EDITORIAL: Serious changes to FOIA laws must be made to help keep state, local institutions accountable
Larry Nassar would still be in his position of authority if not for the work of investigative journalists.
Don't just take our word for it. Consider what prosecutor Angela Povilaitis said in Ingham County court Jan. 24: “Reporters began this story and excellent victim-centered offender-focused police and prosecutors grabbed the baton and brought us here today. What finally started this reckoning and ended this decades-long cycle of abuse was investigative reporting.
“We, as a society, need investigative journalists more than ever."
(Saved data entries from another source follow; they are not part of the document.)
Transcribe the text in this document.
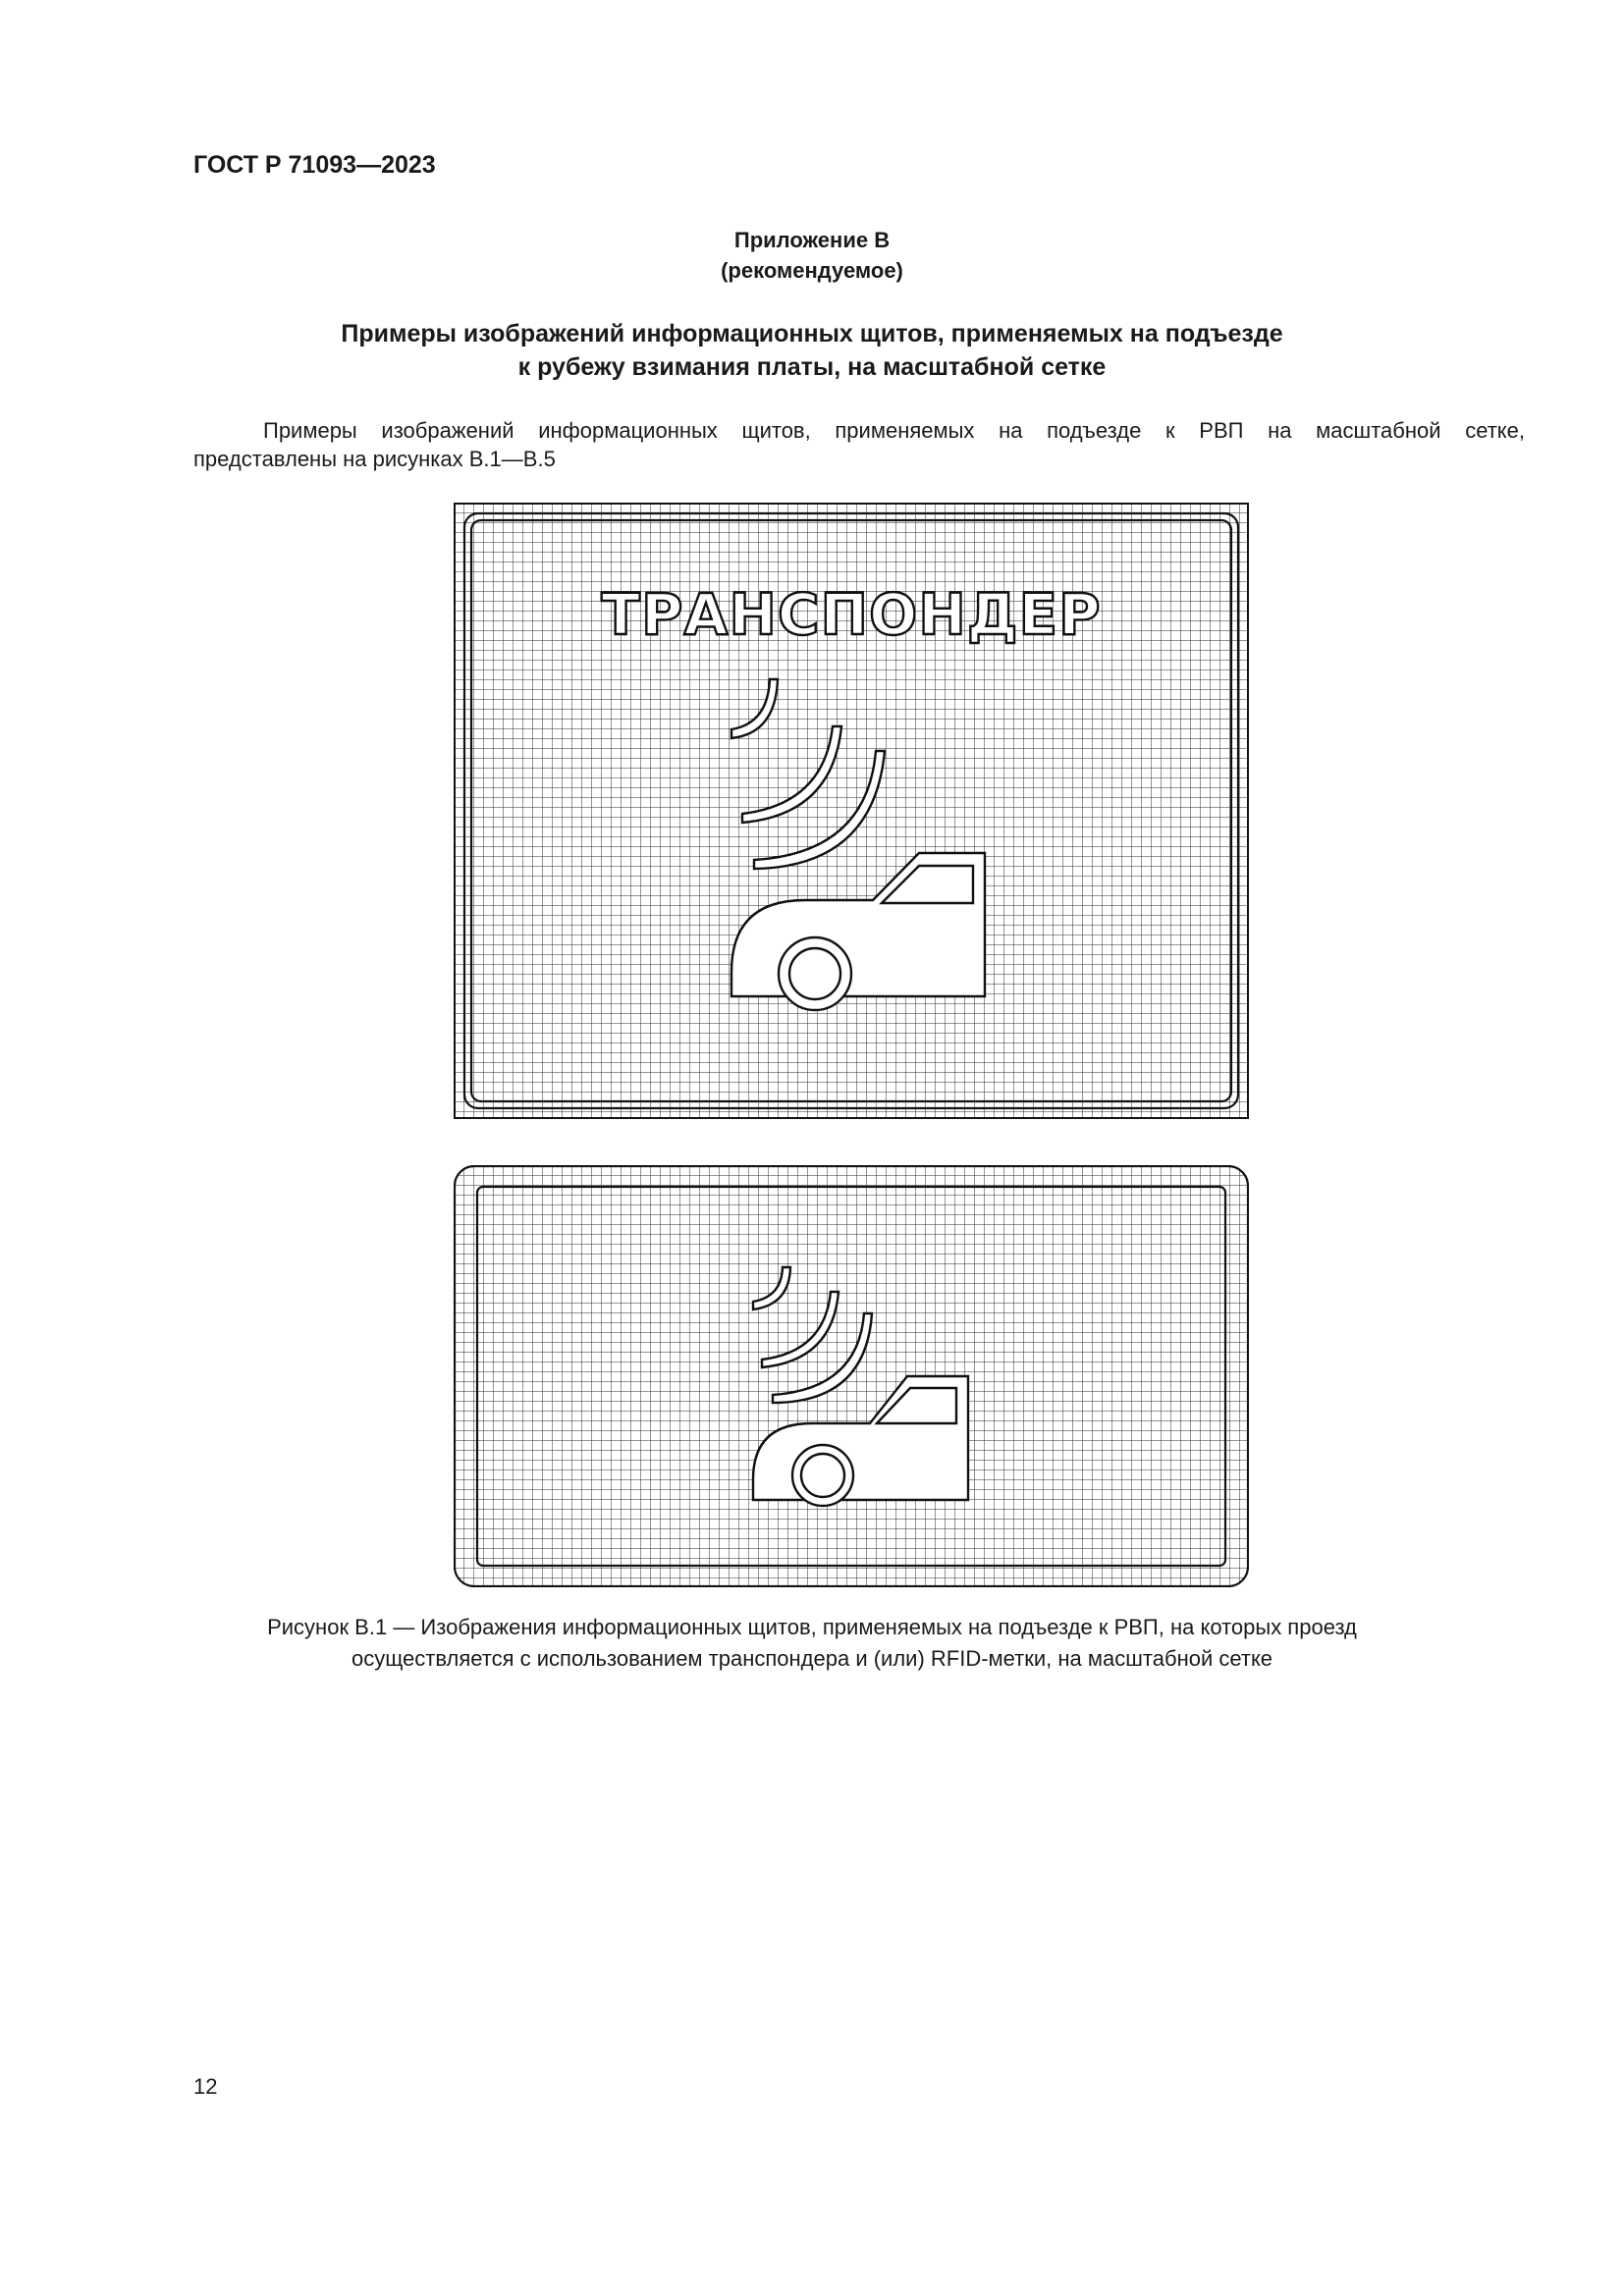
ГОСТ Р 71093—2023
Приложение В
(рекомендуемое)
Примеры изображений информационных щитов, применяемых на подъезде
к рубежу взимания платы, на масштабной сетке
Примеры изображений информационных щитов, применяемых на подъезде к РВП на масштабной сетке,
представлены на рисунках В.1—В.5
ТРАНСПОНДЕР
Рисунок В.1 — Изображения информационных щитов, применяемых на подъезде к РВП, на которых проезд
осуществляется с использованием транспондера и (или) RFID-метки, на масштабной сетке
12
The now infamous ex-Michigan State University and Team USA Gymnastics physician was sentenced in January to a maximum 175 years in prison. After he pleaded guilty to several counts of criminal sexual conduct, more than 150 women offered victim impact statements about how he sexually assaulted them during his tenure as a lower back injury specialist. He faces a third sentencing where more than 57 women will speak, sharing their stories of the horrors he put them through.
In a time when decrying media as partisan, biased or purveyors of fake news is commonplace, it’s important to understand and appreciate the public good that can be accomplished through the work of journalists.
Without the Indianapolis Star believing, and publishing, the story of Rachael Denhollander in 2016, the women Nassar assaulted would still be seeking justice. Movies like "The Post" remind us of the important role journalists play in our society – truth-seekers, watchdogs and investigators.
No other tool in the journalist’s arsenal is more effective than the Freedom of Information Act (FOIA). It's a complement to the Open Meetings Act, which allows citizens access to public meetings. FOIA allows citizens to request and review state and local government documents. It's a way we all can view what our government is doing behind the scenes. The effectiveness, and application, of these state laws greatly affects a reporter's ability to produce investigative journalism.
These aren't laws designed for journalists. These "Sunshine Laws" apply to all citizens equally. When state legislators like House Speaker Tom Leonard and Senate Majority Leader Arlan Meekhof act to undermine these laws they aren't just attacking journalists – they are hurting all of Michigan's citizens.
In fact, Michigan's public integrity laws are some of the weakest in the nation, according to the Center for Public Integrity, a nonprofit, nonpartisan investigative news organization. If you can afford the often exorbitant fees for a FOIA request – measured in hundreds and sometimes thousands of dollars – these documents are likely going to be delivered so heavily redacted, they are useless. As the Center reported, "dead-last Michigan, (has) not adopted the types of ethics and open records laws common in many other states."
From Watergate to the coverage of the Nassar investigation, history has proven that "sunshine is the best disinfectant."
Any person should have the same access to public documents as the press and these documents should be free and available to every citizen who seeks them. The people we elect to public office, the people who are appointed to run our public universities and the police officers who patrol our streets seem to be on their best behavior when facing the scrutiny of a free press that is supported by the public they serve.
Without the power of accountability journalism, we live in a world where injustice is easy and reporting is easily dismissed as "fake news." We, the press, are not perfect. We need to admit our mistakes and correct information. We must be accountable for our mistakes and strive to improve our accuracy. We owe it to our readers to listen to their concerns and get answers to the questions that matter to you most. It's our job to make sure you, the members of our community, are able to see the full picture of an important issue.
Expanding FOIA laws while reducing the cost to fulfill these requests allows for more transparency and open communication between a governing body and its citizens. There’s nothing to gain by keeping these laws among the most ineffective in the country, save secrecy.
What should Michigan want to be known for?
A state that isn't afraid to reveal the truth to its citizens.
A state whose citizens work with the press to demand the truth.